Somewhere along the noisy mainstream shootouts, encounters, crime deals, narrative shockers, there comes a moment of human emotions that is brilliantly captured by a rather slick depiction, helped by the able talents of the lead pair(both pleasantly male in this case). A plot which looks rather simple from the outside unravels itself layer by layer and grows in interest levels. There is no visible attempt at gloss or glorification of evil. The film smells of visionary directorial streaks of cinematic possibilities of magic- in the slanted angled shots, the allusions to Verma’s cinema, ‘tujhe dar nahi lagta’ re-runs etc. The music is another winner. The internal conflict of the cop in disguise is non-dramatically and realistically done by KK, in another of his unknown gems.

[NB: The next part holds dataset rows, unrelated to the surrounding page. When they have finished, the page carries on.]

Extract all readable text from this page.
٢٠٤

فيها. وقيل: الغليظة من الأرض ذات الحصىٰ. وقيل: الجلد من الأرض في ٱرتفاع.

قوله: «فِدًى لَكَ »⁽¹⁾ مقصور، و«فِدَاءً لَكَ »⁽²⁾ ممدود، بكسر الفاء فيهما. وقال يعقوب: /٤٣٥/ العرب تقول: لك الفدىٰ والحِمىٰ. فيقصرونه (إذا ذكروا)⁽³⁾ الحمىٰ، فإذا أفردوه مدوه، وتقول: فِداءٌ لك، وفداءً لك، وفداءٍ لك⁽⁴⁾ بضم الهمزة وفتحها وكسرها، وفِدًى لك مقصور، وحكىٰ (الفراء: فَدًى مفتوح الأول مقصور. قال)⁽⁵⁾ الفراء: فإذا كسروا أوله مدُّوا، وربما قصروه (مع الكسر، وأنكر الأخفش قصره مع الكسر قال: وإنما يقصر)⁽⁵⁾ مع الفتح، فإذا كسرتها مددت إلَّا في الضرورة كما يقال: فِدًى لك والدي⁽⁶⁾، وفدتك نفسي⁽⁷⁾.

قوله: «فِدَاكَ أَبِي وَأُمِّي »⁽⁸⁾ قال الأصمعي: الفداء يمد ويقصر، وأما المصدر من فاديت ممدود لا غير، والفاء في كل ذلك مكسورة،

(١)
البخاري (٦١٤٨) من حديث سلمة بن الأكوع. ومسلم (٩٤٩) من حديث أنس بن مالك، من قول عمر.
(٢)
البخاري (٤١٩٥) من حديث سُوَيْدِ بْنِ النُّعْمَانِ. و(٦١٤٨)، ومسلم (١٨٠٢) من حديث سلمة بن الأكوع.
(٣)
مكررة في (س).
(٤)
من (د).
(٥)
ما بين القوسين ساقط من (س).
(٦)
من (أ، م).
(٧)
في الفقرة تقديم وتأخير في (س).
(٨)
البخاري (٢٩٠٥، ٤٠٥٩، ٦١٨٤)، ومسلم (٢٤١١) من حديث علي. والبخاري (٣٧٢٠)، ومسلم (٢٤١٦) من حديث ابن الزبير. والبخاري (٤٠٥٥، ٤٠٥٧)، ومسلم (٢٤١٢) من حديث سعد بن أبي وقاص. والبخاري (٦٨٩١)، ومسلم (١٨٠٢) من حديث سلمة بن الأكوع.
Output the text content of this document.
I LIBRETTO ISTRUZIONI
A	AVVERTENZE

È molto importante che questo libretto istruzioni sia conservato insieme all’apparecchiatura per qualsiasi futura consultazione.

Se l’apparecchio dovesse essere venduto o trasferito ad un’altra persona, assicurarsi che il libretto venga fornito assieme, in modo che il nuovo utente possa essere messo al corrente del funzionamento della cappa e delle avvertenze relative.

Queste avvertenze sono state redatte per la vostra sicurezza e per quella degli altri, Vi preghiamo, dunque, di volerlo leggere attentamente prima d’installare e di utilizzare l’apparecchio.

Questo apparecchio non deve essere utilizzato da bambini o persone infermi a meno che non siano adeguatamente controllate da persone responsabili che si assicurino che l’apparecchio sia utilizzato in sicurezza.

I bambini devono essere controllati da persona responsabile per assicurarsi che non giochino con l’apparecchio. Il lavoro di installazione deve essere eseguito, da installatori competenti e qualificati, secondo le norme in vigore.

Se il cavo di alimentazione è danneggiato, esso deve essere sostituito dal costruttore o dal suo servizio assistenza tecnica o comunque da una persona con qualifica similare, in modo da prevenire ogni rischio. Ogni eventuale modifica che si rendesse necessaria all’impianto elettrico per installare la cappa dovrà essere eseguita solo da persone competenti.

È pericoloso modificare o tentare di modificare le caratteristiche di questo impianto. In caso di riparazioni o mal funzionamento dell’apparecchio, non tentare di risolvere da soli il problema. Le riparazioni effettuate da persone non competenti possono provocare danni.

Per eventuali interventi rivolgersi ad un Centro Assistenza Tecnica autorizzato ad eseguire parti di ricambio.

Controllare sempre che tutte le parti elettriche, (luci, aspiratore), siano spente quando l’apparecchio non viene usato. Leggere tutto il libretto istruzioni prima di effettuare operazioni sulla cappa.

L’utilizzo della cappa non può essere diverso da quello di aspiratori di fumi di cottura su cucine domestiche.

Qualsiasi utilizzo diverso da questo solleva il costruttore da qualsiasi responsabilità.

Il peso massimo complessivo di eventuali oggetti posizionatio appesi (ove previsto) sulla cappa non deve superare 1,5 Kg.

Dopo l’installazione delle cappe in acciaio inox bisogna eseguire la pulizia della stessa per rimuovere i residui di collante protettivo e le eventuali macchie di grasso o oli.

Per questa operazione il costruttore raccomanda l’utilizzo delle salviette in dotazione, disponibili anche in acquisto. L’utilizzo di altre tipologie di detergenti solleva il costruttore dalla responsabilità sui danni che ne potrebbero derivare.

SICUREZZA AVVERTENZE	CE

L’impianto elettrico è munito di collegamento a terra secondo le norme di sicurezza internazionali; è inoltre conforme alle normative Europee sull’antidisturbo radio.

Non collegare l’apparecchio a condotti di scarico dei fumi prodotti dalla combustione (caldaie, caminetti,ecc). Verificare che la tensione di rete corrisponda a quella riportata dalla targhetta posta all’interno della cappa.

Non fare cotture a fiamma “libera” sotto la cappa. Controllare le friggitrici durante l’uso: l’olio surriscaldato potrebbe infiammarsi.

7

One can almost tell that many a scenes were improvised on the sets as they work in a natural conversational manner without any concrete emphasis on the ‘dialogues’. The undercurrent of ‘fear’ is another noticeably well captured aspect. KK flashes brilliance in his confrontational scene with Padmini, Girish’s (character played by Prashant Narayanan) sister. The splicing of sequences is ably backed by the rich and innovative background score.
The film runs a fine balance, all the more pronounced in one of KK’s lines, “Underworld aur police sab ek jaisi hain”. Narayanan gets to do an extended version of his “Waisa bhi hota hai Part II” portrayal. In another interesting story twist, KK begins to question his own loyalty for Girish. There is also a visible influence of the Hollywood Gangsta flick genre in the themes of betrayal and loyalty resurfacing in oscillation. The characters are rich and deeply textured and finely etched out. Narayanan is comfortably settled in his madness well countered by KK’s subtle and searing anger. So who is better? Take your pic!